Le chiffre fait tourner la tête : 1040 entrées. Pour un circuit régional français, c'est énorme. On parle d'un field qui rivalise avec certaines étapes EPT secondaires. Et au milieu de cette masse, une femme qui s'impose. Pas par chance. Par talent.
Une finale sous haute tension
Les comptes-rendus parlent d'une "remontée spectaculaire". Traduisez : Sandrine n'était pas favorite. Elle était même largement derrière à un moment donné. Mais elle a tenu. Elle a grindé. Elle a trouvé les bons spots. Et elle a fini par retourner la table finale.
C'est ça, le poker de haut niveau. Ce n'est pas toujours celui qui a les meilleures cartes qui gagne. C'est celui qui tient mentalement, qui reste lucide sous pression, qui sait attendre son moment. Phan a fait exactement ça.
Le gain de 70 000 euros est loin d'être anecdotique. Pour une joueuse du circuit français, c'est un boost de bankroll considérable. Mais surtout, c'est une validation.
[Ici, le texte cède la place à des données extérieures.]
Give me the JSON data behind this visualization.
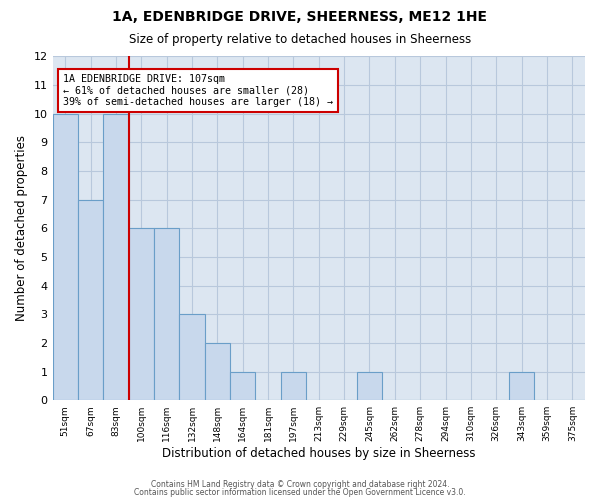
{
  "title": "1A, EDENBRIDGE DRIVE, SHEERNESS, ME12 1HE",
  "subtitle": "Size of property relative to detached houses in Sheerness",
  "xlabel": "Distribution of detached houses by size in Sheerness",
  "ylabel": "Number of detached properties",
  "bin_labels": [
    "51sqm",
    "67sqm",
    "83sqm",
    "100sqm",
    "116sqm",
    "132sqm",
    "148sqm",
    "164sqm",
    "181sqm",
    "197sqm",
    "213sqm",
    "229sqm",
    "245sqm",
    "262sqm",
    "278sqm",
    "294sqm",
    "310sqm",
    "326sqm",
    "343sqm",
    "359sqm",
    "375sqm"
  ],
  "bar_values": [
    10,
    7,
    10,
    6,
    6,
    3,
    2,
    1,
    0,
    1,
    0,
    0,
    1,
    0,
    0,
    0,
    0,
    0,
    1,
    0,
    0
  ],
  "bar_color": "#c8d8ec",
  "bar_edge_color": "#6a9ec8",
  "vline_color": "#cc0000",
  "vline_position": 3,
  "ylim": [
    0,
    12
  ],
  "yticks": [
    0,
    1,
    2,
    3,
    4,
    5,
    6,
    7,
    8,
    9,
    10,
    11,
    12
  ],
  "annotation_title": "1A EDENBRIDGE DRIVE: 107sqm",
  "annotation_line1": "← 61% of detached houses are smaller (28)",
  "annotation_line2": "39% of semi-detached houses are larger (18) →",
  "annotation_box_color": "#cc0000",
  "grid_color": "#b8c8dc",
  "background_color": "#dce6f1",
  "footer_line1": "Contains HM Land Registry data © Crown copyright and database right 2024.",
  "footer_line2": "Contains public sector information licensed under the Open Government Licence v3.0."
}
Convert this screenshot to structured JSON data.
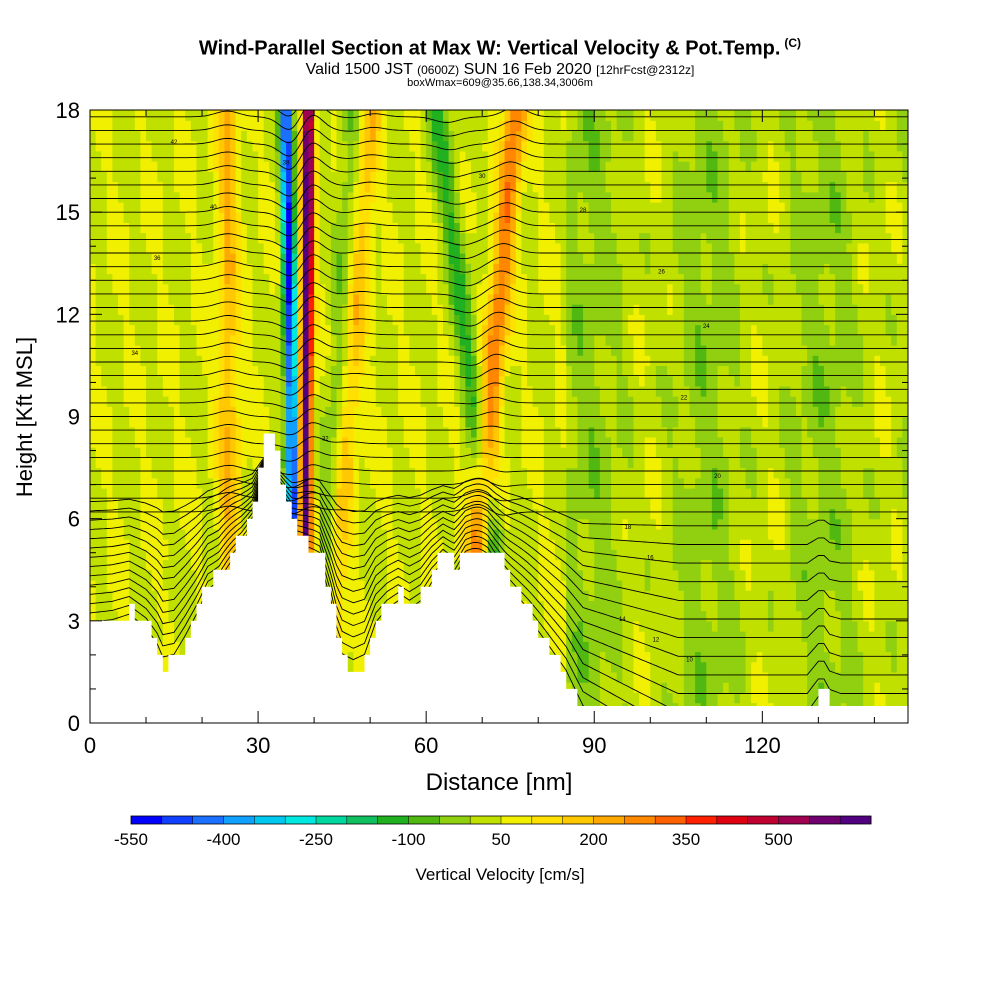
{
  "header": {
    "title": "Wind-Parallel Section at Max W: Vertical Velocity & Pot.Temp.",
    "copyright": "(C)",
    "subtitle_a": "Valid 1500 JST",
    "subtitle_b": "(0600Z)",
    "subtitle_c": "SUN 16 Feb 2020",
    "subtitle_d": "[12hrFcst@2312z]",
    "subtitle3": "boxWmax=609@35.66,138.34,3006m"
  },
  "colors": {
    "terrain": "#ffffff",
    "contour": "#000000",
    "background_field": "#f0f000"
  },
  "chart_data": {
    "type": "heatmap",
    "xlabel": "Distance [nm]",
    "ylabel": "Height [Kft MSL]",
    "xlim": [
      0,
      146
    ],
    "ylim": [
      0,
      18
    ],
    "xticks": [
      0,
      30,
      60,
      90,
      120
    ],
    "yticks": [
      0,
      3,
      6,
      9,
      12,
      15,
      18
    ],
    "colorbar": {
      "label": "Vertical Velocity [cm/s]",
      "tick_labels": [
        "-550",
        "-400",
        "-250",
        "-100",
        "50",
        "200",
        "350",
        "500"
      ],
      "tick_values": [
        -550,
        -400,
        -250,
        -100,
        50,
        200,
        350,
        500
      ],
      "bins": [
        -550,
        -500,
        -450,
        -400,
        -350,
        -300,
        -250,
        -200,
        -150,
        -100,
        -50,
        0,
        50,
        100,
        150,
        200,
        250,
        300,
        350,
        400,
        450,
        500,
        550,
        600
      ],
      "colors": [
        "#0000ff",
        "#1040ff",
        "#1c70ff",
        "#10a0ff",
        "#00c8f0",
        "#00e8e0",
        "#00d8a0",
        "#10c060",
        "#20b020",
        "#50b810",
        "#90d010",
        "#c0e000",
        "#f0f000",
        "#ffe000",
        "#ffc800",
        "#ffa800",
        "#ff8800",
        "#ff6000",
        "#ff2000",
        "#e00010",
        "#c00030",
        "#a00050",
        "#700070",
        "#500080"
      ]
    },
    "terrain_kft": [
      [
        0,
        3.0
      ],
      [
        4,
        3.1
      ],
      [
        7,
        3.3
      ],
      [
        10,
        2.8
      ],
      [
        12,
        2.2
      ],
      [
        13,
        1.7
      ],
      [
        15,
        1.8
      ],
      [
        17,
        2.5
      ],
      [
        19,
        3.3
      ],
      [
        21,
        4.2
      ],
      [
        23,
        4.4
      ],
      [
        25,
        5.0
      ],
      [
        27,
        5.6
      ],
      [
        29,
        6.4
      ],
      [
        31,
        8.5
      ],
      [
        32,
        8.4
      ],
      [
        33,
        7.8
      ],
      [
        34,
        7.0
      ],
      [
        35,
        6.4
      ],
      [
        36,
        5.8
      ],
      [
        37,
        5.6
      ],
      [
        38,
        5.4
      ],
      [
        39,
        5.2
      ],
      [
        41,
        5.0
      ],
      [
        42,
        4.2
      ],
      [
        43,
        3.4
      ],
      [
        44,
        2.4
      ],
      [
        45,
        1.8
      ],
      [
        47,
        1.6
      ],
      [
        49,
        1.8
      ],
      [
        50,
        2.4
      ],
      [
        51,
        3.0
      ],
      [
        53,
        3.5
      ],
      [
        55,
        3.8
      ],
      [
        57,
        3.5
      ],
      [
        59,
        3.8
      ],
      [
        61,
        4.5
      ],
      [
        63,
        5.0
      ],
      [
        65,
        4.6
      ],
      [
        67,
        5.2
      ],
      [
        71,
        5.2
      ],
      [
        73,
        4.8
      ],
      [
        75,
        4.2
      ],
      [
        77,
        3.6
      ],
      [
        79,
        3.0
      ],
      [
        81,
        2.4
      ],
      [
        83,
        1.8
      ],
      [
        85,
        1.2
      ],
      [
        87,
        0.6
      ],
      [
        88,
        0.3
      ],
      [
        98,
        0.3
      ],
      [
        108,
        0.3
      ],
      [
        118,
        0.3
      ],
      [
        128,
        0.3
      ],
      [
        130,
        1.0
      ],
      [
        131,
        1.0
      ],
      [
        132,
        0.5
      ],
      [
        134,
        0.3
      ],
      [
        146,
        0.3
      ]
    ],
    "updraft_bands": [
      {
        "x_at_top": 39.0,
        "x_at_bottom": 38.0,
        "w_max": 609
      },
      {
        "x_at_top": 76.0,
        "x_at_bottom": 66.5,
        "w_max": 250
      },
      {
        "x_at_top": 50.0,
        "x_at_bottom": 42.0,
        "w_max": 150
      },
      {
        "x_at_top": 24.5,
        "x_at_bottom": 25.0,
        "w_max": 150
      }
    ],
    "downdraft_bands": [
      {
        "x_at_top": 35.0,
        "x_at_bottom": 37.0,
        "w_min": -550
      },
      {
        "x_at_top": 62.0,
        "x_at_bottom": 76.0,
        "w_min": -150
      },
      {
        "x_at_top": 47.0,
        "x_at_bottom": 41.0,
        "w_min": -100
      }
    ],
    "theta_contour_labels": [
      "42",
      "40",
      "38",
      "36",
      "34",
      "32",
      "30",
      "28",
      "26",
      "24",
      "22",
      "20",
      "18",
      "16",
      "14",
      "12",
      "10"
    ]
  }
}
Battre 1040 joueurs (dont une large majorité d'hommes), ça envoie un message clair : je suis là, je ne fais pas de la figuration, et je gagne.
Un parcours qui inspire
Sandrine Phan n'est pas une inconnue du circuit français. Mais elle n'avait jamais décroché de victoire aussi prestigieuse. L'UDSO Paris, ce n'est pas un petit tournoi de cercle. C'est l'un des événements phares du poker live hexagonal, avec une structure solide, une organisation béton, et un field compétitif.
Sa victoire prouve une chose essentielle : les joueuses françaises peuvent rivaliser avec les meilleurs. Elles ne jouent pas dans une catégorie à part. Elles jouent contre tout le monde. Et elles gagnent.
Rosalie Petit : Le Doublé de Taipei

Si Sandrine Phan impressionne en France, Rosalie Petit confirme à l'international. Le 23 novembre, elle s'impose au Women's Championship de l'Asian Poker Tour à Taipei, dominant un field de 119 joueuses pour un gain de 24 360 dollars.
Ce n'est pas sa première victoire à Taipei. C'est son deuxième titre sur ce même circuit. D'où le surnom qui lui colle à la peau : "Power Girl". Et franchement, il est mérité.
Le circuit asiatique, nouveau terrain de jeu des Françaises
L'APT (Asian Poker Tour) est l'un des circuits majeurs de la région Asie-Pacifique. Moins médiatisé en Europe que l'EPT ou le WPT, il n'en reste pas moins un circuit solide avec des fields compétitifs et des structures de qualité.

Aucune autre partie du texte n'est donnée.